Recently, the United States Department of Justice sued a Maryland used car dealership claiming it engaged in illegal lending discrimination against African Americans. The complaint filed in federal court alleges that the dealership, its owner, and its manager used a pattern and practice of discrimination by offering less favorable auto financing terms to African American buyers than to white buyers.
There has been a substantial controversy among lawyers about the tests that can determine whether a credit grantor is discriminating against classes of customers in violation of the Equal Credit Opportunity Act. Some plaintiff lawyers have advocated identifying likely minority consumers and analyzing the lending terms provided to them compared to those for likely non-minority consumers. This testing has been soundly criticized because of faulty assumptions that translate into unreliable results.
The case filed against the Maryland used car dealer does not involve such controversial analyses after financing has been arranged. This is a case in which testers were used. According to the complaint, African American testers were told they needed larger down payments than white testers for the same used cars, and African American testers were told they had to fund their down payments in one lump sum while white testers were given the option of paying in two installments.
Training employees in uniformly handling all customers is important.
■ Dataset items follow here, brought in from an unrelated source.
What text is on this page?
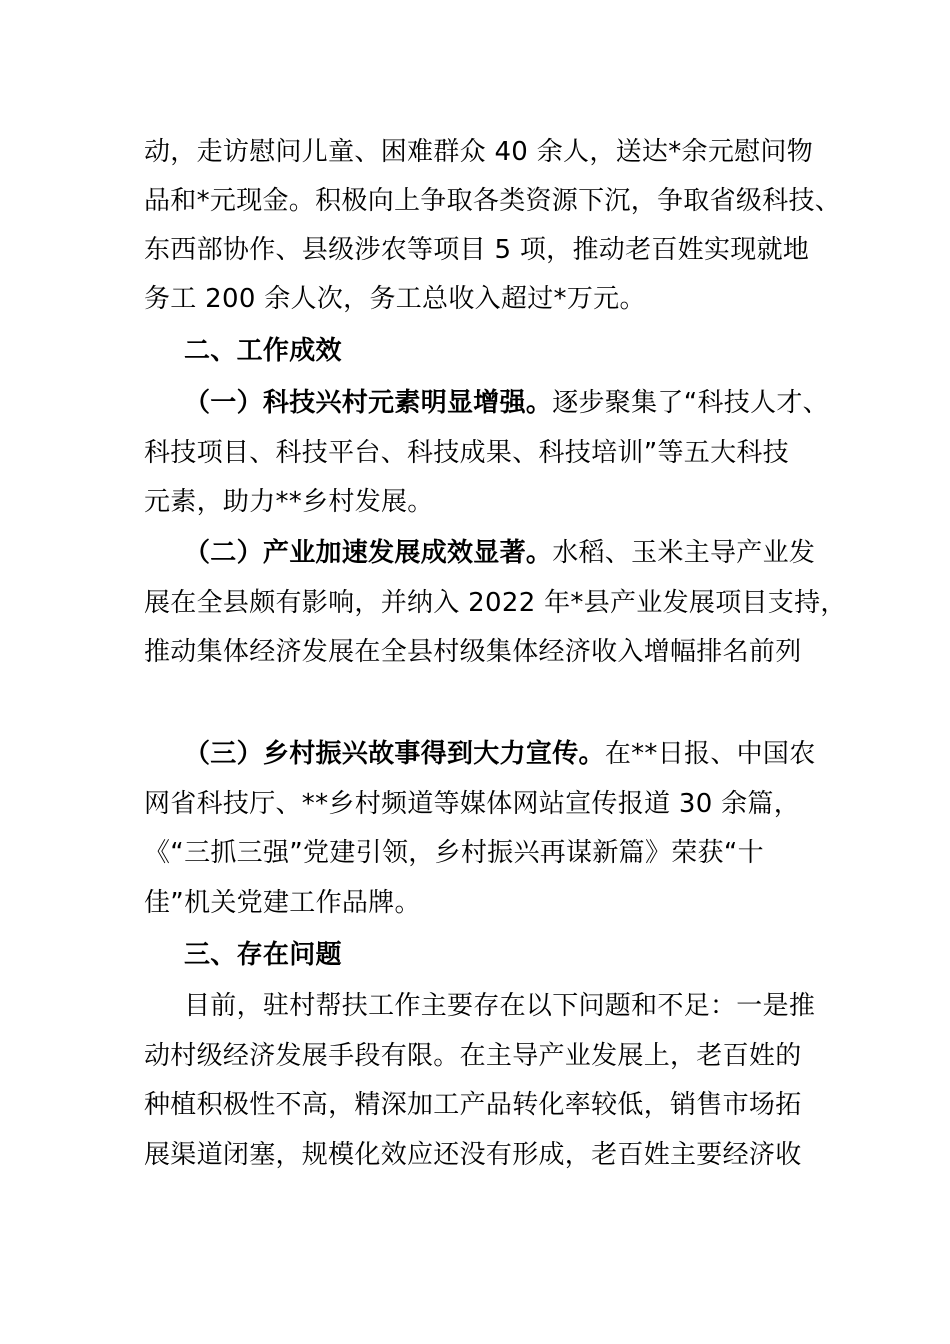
动，走访慰问儿童、困难群众 40 余人，送达*余元慰问物
品和*元现金。积极向上争取各类资源下沉，争取省级科技、
东西部协作、县级涉农等项目 5 项，推动老百姓实现就地
务工 200 余人次，务工总收入超过*万元。
二、工作成效
（一）科技兴村元素明显增强。逐步聚集了“科技人才、
科技项目、科技平台、科技成果、科技培训”等五大科技
元素，助力**乡村发展。
（二）产业加速发展成效显著。水稻、玉米主导产业发
展在全县颇有影响，并纳入 2022 年*县产业发展项目支持，
推动集体经济发展在全县村级集体经济收入增幅排名前列
（三）乡村振兴故事得到大力宣传。在**日报、中国农
网省科技厅、**乡村频道等媒体网站宣传报道 30 余篇，
《“三抓三强”党建引领，乡村振兴再谋新篇》荣获“十
佳”机关党建工作品牌。
三、存在问题
目前，驻村帮扶工作主要存在以下问题和不足：一是推
动村级经济发展手段有限。在主导产业发展上，老百姓的
种植积极性不高，精深加工产品转化率较低，销售市场拓
展渠道闭塞，规模化效应还没有形成，老百姓主要经济收
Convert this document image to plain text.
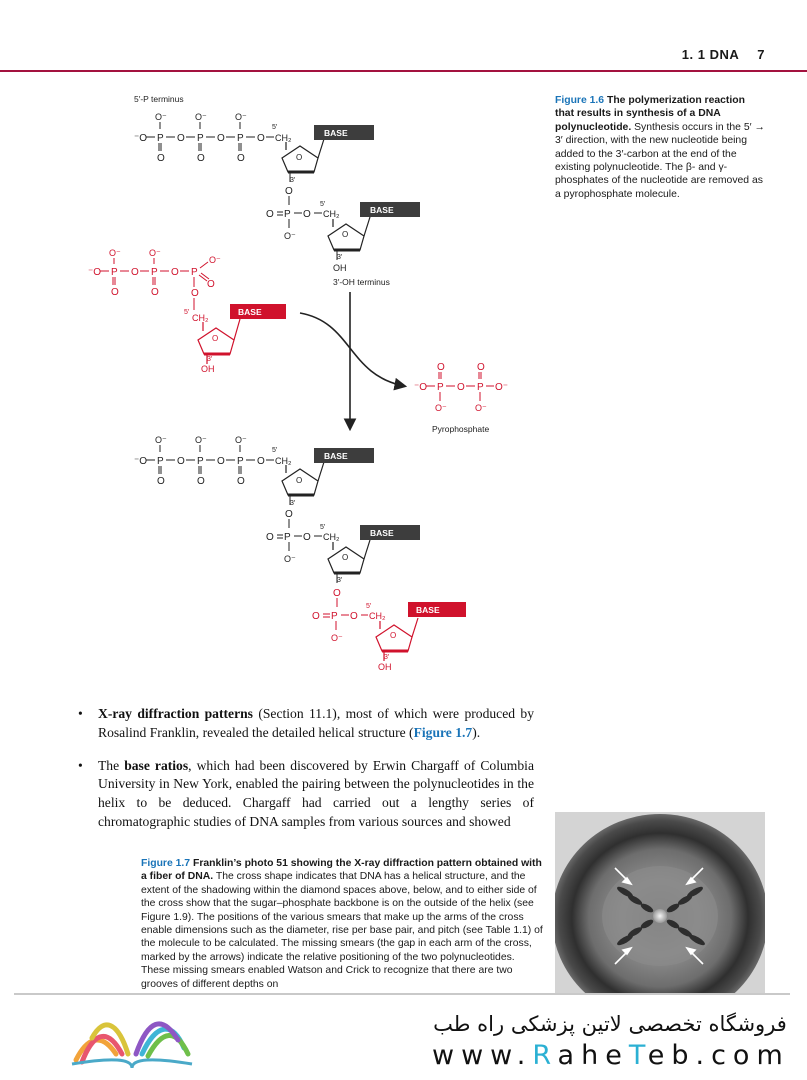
1. 1 DNA 7
5′-P terminus
⁻O P O P O P O
O⁻	O⁻	O⁻
O	O	O
CH₂
5′
O
BASE
3′
O
O P O CH₂
5′
O⁻	O
BASE
3′
OH
3′-OH terminus
⁻O P O P O P
O⁻	O⁻
O⁻
O	O
O
O
5′
CH₂
O
BASE
3′
OH
⁻O P O P O⁻
O	O
O⁻	O⁻
Pyrophosphate
⁻O P O P O P O
O⁻	O⁻	O⁻
O	O	O
CH₂
5′
O
BASE
3′
O
O P O CH₂
5′
O⁻	O
BASE
3′
O
O P O CH₂
5′
O⁻	O
BASE
3′
OH
Figure 1.6 The polymerization reaction that results in synthesis of a DNA polynucleotide. Synthesis occurs in the 5′ → 3′ direction, with the new nucleotide being added to the 3′-carbon at the end of the existing polynucleotide. The β- and γ-phosphates of the nucleotide are removed as a pyrophosphate molecule.
• X-ray diffraction patterns (Section 11.1), most of which were produced by Rosalind Franklin, revealed the detailed helical structure (Figure 1.7).
• The base ratios, which had been discovered by Erwin Chargaff of Columbia University in New York, enabled the pairing between the polynucleotides in the helix to be deduced. Chargaff had carried out a lengthy series of chromatographic studies of DNA samples from various sources and showed
Figure 1.7 Franklin’s photo 51 showing the X-ray diffraction pattern obtained with a fiber of DNA. The cross shape indicates that DNA has a helical structure, and the extent of the shadowing within the diamond spaces above, below, and to either side of the cross show that the sugar–phosphate backbone is on the outside of the helix (see Figure 1.9). The positions of the various smears that make up the arms of the cross enable dimensions such as the diameter, rise per base pair, and pitch (see Table 1.1) of the molecule to be calculated. The missing smears (the gap in each arm of the cross, marked by the arrows) indicate the relative positioning of the two polynucleotides. These missing smears enabled Watson and Crick to recognize that there are two grooves of different depths on
فروشگاه تخصصی لاتین پزشکی راه طب
www.RaheTeb.com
Different tactics with just a few customers can land a dealership in hot water. What is the key to conformity? Strong policies. Dealers have the advantage of policies available to them to meet these goals. NADA has published a fair lending policy designed to establish uniformity in credit rates offered to customers in the F&I office. Most recently, NADA issued a similar policy on voluntary protection products to establish uniformity in offering prices on those products. A dealer should carefully consider adopting and utilizing both programs.